Oversight needed to change attitudes
Out-of-control students, misbehaving teachers and digital media were topics of news stories this week in Ohio. There is something everyone – especially parents – should realize in the wake of these reports.
The students include two Steubenville High School football players convicted of raping an intoxicated 16-year-old girl. But the case also shines a spotlight on, and invites condemnation of, actions by classmates who used digital media to share images and texts about the assault yet somehow failed to recognize it as a crime, or even immoral.
And adults aren’t entirely innocent, either. The Dayton Daily News reported this week state records show a sharp rise in the number of accusations of teacher misconduct. The number of conduct-unbecoming cases reported to the state increased from 250 in 2007 to 754 in 2011. Problems include lewd text messages and inappropriate posts on social media sites.
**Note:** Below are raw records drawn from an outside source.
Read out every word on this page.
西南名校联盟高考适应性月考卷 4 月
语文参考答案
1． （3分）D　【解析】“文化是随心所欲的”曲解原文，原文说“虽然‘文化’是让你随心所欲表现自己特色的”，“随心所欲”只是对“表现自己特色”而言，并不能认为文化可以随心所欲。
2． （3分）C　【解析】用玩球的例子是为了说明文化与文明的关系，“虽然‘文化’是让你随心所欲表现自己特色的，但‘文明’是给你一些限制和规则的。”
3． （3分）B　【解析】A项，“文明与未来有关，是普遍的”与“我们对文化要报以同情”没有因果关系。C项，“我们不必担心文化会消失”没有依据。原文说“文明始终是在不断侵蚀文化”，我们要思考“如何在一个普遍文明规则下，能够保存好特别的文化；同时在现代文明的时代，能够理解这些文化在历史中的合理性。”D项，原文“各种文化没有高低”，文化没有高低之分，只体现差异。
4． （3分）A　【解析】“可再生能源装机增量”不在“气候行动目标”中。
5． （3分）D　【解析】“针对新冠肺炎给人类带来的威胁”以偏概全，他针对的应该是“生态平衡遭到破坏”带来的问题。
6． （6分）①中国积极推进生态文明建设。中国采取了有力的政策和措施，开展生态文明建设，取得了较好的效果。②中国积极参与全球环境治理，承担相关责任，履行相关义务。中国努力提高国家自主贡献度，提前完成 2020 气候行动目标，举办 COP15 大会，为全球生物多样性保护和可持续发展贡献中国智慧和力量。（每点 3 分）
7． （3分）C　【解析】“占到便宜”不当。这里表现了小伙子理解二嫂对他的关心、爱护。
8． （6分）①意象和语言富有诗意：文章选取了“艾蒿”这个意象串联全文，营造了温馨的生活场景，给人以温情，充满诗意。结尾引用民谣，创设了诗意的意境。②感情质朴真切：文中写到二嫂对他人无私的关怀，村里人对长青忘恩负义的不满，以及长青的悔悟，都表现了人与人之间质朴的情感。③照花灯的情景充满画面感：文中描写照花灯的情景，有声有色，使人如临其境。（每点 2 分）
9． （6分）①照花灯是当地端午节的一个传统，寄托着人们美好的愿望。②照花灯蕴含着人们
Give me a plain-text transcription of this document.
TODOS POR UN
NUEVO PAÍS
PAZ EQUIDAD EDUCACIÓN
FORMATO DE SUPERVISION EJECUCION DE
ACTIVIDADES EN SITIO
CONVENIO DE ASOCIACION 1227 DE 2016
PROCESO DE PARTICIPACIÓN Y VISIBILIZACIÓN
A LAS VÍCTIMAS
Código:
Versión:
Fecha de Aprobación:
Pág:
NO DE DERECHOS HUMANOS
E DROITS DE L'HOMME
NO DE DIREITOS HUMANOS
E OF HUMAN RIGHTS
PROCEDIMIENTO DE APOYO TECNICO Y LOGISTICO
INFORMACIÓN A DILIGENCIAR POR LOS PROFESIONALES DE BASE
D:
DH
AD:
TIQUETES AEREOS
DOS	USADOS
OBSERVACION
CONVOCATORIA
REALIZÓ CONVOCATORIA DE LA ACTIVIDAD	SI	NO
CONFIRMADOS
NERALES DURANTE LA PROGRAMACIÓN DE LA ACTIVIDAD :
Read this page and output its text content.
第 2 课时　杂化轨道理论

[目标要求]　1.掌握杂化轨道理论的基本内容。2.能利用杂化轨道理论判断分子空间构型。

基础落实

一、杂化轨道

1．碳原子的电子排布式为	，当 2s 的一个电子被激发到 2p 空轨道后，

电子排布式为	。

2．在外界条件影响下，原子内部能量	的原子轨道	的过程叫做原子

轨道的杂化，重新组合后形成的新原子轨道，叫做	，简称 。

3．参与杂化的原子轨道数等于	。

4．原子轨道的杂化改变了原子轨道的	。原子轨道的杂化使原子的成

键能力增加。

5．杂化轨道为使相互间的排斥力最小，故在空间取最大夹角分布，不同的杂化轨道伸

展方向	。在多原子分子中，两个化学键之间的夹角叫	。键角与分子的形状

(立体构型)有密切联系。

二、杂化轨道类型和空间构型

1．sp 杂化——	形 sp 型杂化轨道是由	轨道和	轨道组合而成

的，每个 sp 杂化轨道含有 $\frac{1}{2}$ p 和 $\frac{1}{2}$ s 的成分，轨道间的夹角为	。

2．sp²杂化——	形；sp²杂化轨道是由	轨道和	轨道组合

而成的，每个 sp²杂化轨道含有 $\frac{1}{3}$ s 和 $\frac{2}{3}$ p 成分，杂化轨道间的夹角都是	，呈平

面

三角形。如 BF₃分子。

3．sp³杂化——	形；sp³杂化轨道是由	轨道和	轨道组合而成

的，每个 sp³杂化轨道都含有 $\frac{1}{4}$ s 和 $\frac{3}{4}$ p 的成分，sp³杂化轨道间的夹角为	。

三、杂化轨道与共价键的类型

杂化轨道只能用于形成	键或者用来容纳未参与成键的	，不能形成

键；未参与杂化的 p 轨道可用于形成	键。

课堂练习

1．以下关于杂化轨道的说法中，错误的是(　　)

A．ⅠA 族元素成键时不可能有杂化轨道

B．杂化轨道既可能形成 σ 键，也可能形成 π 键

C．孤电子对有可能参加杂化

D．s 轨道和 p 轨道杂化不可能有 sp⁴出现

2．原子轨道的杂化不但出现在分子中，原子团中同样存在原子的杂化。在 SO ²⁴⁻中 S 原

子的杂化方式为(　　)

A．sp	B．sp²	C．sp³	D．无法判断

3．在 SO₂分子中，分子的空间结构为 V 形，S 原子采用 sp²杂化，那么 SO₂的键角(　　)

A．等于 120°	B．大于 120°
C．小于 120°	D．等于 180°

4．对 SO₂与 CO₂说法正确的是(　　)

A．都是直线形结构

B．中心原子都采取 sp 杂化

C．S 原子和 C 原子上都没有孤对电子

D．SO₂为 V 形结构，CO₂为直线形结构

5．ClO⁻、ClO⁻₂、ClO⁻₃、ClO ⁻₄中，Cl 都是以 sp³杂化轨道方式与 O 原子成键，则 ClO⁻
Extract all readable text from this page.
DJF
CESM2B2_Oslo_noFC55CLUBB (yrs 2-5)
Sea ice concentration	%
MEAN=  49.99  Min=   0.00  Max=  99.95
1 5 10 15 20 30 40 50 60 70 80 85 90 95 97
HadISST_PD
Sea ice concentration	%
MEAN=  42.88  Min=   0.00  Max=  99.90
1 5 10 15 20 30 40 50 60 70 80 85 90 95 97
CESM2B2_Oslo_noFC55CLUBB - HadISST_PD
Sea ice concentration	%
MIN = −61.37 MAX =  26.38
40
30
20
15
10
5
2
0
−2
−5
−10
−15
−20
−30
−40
We’re not railing against the electronic interconnected world in which we live. Social networks revealed the crime in Steubenville, and Internet activism helped make sure it wasn’t ignored.
But that wired world also is the real world. It has become more difficult for parents to allow their children the latitude to make the kinds of mistakes typical of youths before discussions and discipline correct their errors.
Today, that wired world can lure youngsters beyond parental control without the kids even leaving the house. The lack of a filter on digital communications puts even more pressure on adults to provide the oversight needed to help youths navigate their way to adulthood.
Kids may not “like” it; they may not see a parent as their “friend.” But the alternative is embarrassment at best and life-altering – or life-ending – incidents at worst.